On new year eve,a fire work rocket is launched vertically into the night sky with an initial speed of45m/s .After 2.55s ,the coasting rocket then explode and break into two pieces with an equal mass .Each pieces follow trajectory of 45 degree to the verticle . Find their speed immediately after explosion.
v = 45 - 9.81 t = 45 - 9.81(2.55) = 20 m/s
initial momentum up = 20 m
final momentum up = 20 m = (1/2)m v cos 45 + (1/2)m v cos 45
final up = initial up
m v cos 45 = 20 m
v = 20/cos45 = 20 sqrt 2
To find the speed of each piece of the rocket immediately after the explosion, we can break down the problem into two components: horizontal and vertical.
First, let's find the vertical component of the velocity for each piece of the rocket. We know that the initial speed of the rocket is 45 m/s, and it follows a vertical trajectory for 2.55 seconds. The equation to calculate the vertical displacement (Δy) is:
Δy = v0y * t + 0.5 * g * t^2
where v0y is the initial vertical velocity, t is time, and g is the acceleration due to gravity (approximately 9.8 m/s^2).
Since the rocket is launched vertically, the initial vertical velocity (v0y) is equal to the initial speed of the rocket. Thus,
v0y = 45 m/s
Substituting the given values into the equation, we get:
Δy = (45 m/s) * (2.55 s) + 0.5 * (9.8 m/s^2) * (2.55 s)^2
Δy ≈ 45 m + 32.1 m ≈ 77.1 m
Now, let's find the horizontal component of the velocity for each piece. We know that the trajectory of each piece is at a 45-degree angle with the vertical. Therefore, the initial horizontal velocity (v0x) for each piece is equal to the initial speed of the rocket divided by √2.
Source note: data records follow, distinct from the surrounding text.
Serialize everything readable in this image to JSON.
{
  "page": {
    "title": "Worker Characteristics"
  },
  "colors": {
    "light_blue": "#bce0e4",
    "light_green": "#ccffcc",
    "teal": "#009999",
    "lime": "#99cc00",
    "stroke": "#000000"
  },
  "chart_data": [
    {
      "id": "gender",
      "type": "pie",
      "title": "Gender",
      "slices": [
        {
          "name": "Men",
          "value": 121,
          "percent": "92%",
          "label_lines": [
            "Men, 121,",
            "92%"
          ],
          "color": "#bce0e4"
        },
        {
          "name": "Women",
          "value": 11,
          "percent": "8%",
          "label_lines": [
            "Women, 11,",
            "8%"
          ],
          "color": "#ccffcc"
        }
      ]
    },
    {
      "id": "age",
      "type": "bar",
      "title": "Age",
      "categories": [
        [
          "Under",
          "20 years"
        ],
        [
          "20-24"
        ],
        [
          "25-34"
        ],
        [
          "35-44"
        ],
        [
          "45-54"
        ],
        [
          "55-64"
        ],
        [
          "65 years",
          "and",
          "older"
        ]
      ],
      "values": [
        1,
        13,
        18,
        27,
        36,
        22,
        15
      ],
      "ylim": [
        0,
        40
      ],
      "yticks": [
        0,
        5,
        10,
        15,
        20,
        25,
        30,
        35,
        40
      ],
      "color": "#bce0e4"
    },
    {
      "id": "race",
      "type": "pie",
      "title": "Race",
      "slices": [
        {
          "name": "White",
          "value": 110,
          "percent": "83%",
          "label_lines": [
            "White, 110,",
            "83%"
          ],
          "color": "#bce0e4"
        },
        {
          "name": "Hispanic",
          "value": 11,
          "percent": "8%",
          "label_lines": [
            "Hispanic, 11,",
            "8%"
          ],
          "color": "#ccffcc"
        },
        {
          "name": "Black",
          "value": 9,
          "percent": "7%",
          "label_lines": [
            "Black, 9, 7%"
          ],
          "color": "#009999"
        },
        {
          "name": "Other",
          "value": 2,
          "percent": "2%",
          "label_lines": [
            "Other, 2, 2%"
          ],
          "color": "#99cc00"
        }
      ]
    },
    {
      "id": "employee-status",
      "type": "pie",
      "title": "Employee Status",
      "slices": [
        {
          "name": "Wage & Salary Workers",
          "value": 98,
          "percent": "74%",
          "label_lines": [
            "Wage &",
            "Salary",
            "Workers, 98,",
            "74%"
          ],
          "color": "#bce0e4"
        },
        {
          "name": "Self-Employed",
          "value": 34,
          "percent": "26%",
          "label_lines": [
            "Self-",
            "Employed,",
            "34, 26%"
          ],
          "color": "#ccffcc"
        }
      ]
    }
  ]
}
v0x = 45 m/s / √2 ≈ 31.9 m/s
Now, to find the speed (v) immediately after the explosion, we can use the Pythagorean theorem:
v = √(v0x^2 + v0y^2)
Substituting the values we found:
v = √((31.9 m/s)^2 + (77.1 m/s)^2)
v ≈ √(1017.61 m^2/s^2 + 5953.41 m^2/s^2)
v ≈ √(6971.02 m^2/s^2)
v ≈ 83.5 m/s
Therefore, the speed of each piece of the rocket immediately after the explosion is approximately 83.5 m/s.